The best example of this complaint is surely the henhouse, where vampire chickens lurk en masse. Creeping in to steal a giant egg, you have to traipse through a maze of haystacks and farming implements, and, with no jump function to help you, it isn't long after all hell breaks loose and the vamps come flying that you're dead, because you were too busy navigating the knee-high maze to concentrate on where your enemies were coming from. To add insult to injury, you're then forced to spend a few minutes racing back through the maze to try again.

A Rare Talent

That's not to say there haven't been standout moments. Few games could match the undead disco in the ballroom, where at least 20 skeletons and zombies are dancing away. You can take them all on (and die trying) of course, but you can also slip through without laying a finger on them. Then there are the occasional projectile weapons, like fire extinguishers, fizzy drink launchers and even more obscure alternatives (better leave something to mention in the review, right?). And we love the "fright" bits where Cooper is caught unawares by a leering spectre and the player has to hit a button sequence quickly to calm him down - particularly the early one where the player is taken on-rails through a trophy room stuffed with ghastly faces...

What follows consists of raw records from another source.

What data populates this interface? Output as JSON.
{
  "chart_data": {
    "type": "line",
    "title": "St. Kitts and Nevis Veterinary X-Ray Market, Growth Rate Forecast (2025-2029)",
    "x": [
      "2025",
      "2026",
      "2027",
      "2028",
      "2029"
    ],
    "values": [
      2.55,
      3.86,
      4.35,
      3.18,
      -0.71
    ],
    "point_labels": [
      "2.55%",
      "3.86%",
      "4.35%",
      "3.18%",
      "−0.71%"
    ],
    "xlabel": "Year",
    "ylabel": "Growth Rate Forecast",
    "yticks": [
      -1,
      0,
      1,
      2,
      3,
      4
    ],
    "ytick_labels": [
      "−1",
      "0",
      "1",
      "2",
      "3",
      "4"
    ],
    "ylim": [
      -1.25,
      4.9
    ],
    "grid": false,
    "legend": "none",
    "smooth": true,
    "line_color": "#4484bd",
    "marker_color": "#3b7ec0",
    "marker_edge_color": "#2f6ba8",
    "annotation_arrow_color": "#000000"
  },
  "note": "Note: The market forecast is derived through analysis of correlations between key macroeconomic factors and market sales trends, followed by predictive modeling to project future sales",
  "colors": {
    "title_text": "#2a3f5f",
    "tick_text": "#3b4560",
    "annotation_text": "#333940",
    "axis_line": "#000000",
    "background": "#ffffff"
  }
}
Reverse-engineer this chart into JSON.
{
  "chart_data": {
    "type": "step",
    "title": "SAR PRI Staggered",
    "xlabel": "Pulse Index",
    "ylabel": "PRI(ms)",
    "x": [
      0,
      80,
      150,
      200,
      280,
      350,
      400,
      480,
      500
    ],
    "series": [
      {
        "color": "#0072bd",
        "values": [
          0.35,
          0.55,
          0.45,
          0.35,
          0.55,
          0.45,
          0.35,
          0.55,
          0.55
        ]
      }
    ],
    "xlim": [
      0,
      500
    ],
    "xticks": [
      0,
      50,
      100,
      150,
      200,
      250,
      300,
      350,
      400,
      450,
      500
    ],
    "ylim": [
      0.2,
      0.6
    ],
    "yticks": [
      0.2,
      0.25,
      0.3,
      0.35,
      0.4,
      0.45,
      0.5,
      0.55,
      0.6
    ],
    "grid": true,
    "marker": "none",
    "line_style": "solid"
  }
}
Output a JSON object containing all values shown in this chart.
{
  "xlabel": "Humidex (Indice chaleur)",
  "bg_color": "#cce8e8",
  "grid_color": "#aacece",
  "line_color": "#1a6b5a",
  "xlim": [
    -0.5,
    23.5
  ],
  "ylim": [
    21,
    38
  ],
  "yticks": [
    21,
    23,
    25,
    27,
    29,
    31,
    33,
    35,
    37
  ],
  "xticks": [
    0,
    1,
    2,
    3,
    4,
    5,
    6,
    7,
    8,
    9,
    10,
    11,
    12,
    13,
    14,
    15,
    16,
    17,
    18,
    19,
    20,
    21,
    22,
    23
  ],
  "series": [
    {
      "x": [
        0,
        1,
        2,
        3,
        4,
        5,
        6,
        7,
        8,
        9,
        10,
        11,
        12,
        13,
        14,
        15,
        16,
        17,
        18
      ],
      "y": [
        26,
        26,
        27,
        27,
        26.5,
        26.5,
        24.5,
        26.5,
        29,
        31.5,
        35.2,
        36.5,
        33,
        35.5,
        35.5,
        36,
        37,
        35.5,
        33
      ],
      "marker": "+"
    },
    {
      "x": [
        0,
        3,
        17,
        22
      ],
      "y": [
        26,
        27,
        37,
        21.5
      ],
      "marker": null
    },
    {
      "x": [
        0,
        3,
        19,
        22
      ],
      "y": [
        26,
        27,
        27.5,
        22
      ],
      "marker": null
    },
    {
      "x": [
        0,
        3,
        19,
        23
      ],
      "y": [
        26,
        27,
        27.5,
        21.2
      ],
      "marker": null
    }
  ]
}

It's just that for all the positive things about it so far, and reasons we'd be keen to recommend it when it's finished and on store shelves, GBTG is at this point, for want of a less clichéd expression, "a mixed bag". And although the difficulty ramps up after a couple of hours (to stop you zipping through the remaining three chapters quite as quickly as the first two), there are 20 mini-games to unlock and play, and there seem to be plenty of damsels tied up around the mansion to rescue somewhere down the line (perhaps on a second play through with the Baron's master key at hand), we're not sure how long we'll last with the finished game. And the one we're playing now has a few camera and slowdown issues to boot.

Then again, the point of the piece has been to try and build up some interest in Ghoulies, and going out on a sad note would be extremely stupid. With that in mind, we'd like to make it clear that we're leaving you now to go and play it. Because even with a pile of Christmas-rush titles sat on our mantelpieces, including games we're more than likely to offer a hallowed 9/10, Rare's occasionally spellbinding, mostly imaginative take on the haunted house idea is by far the most attractive option we can think of right now. Even if we'd rather pay £40 for it than $375 million.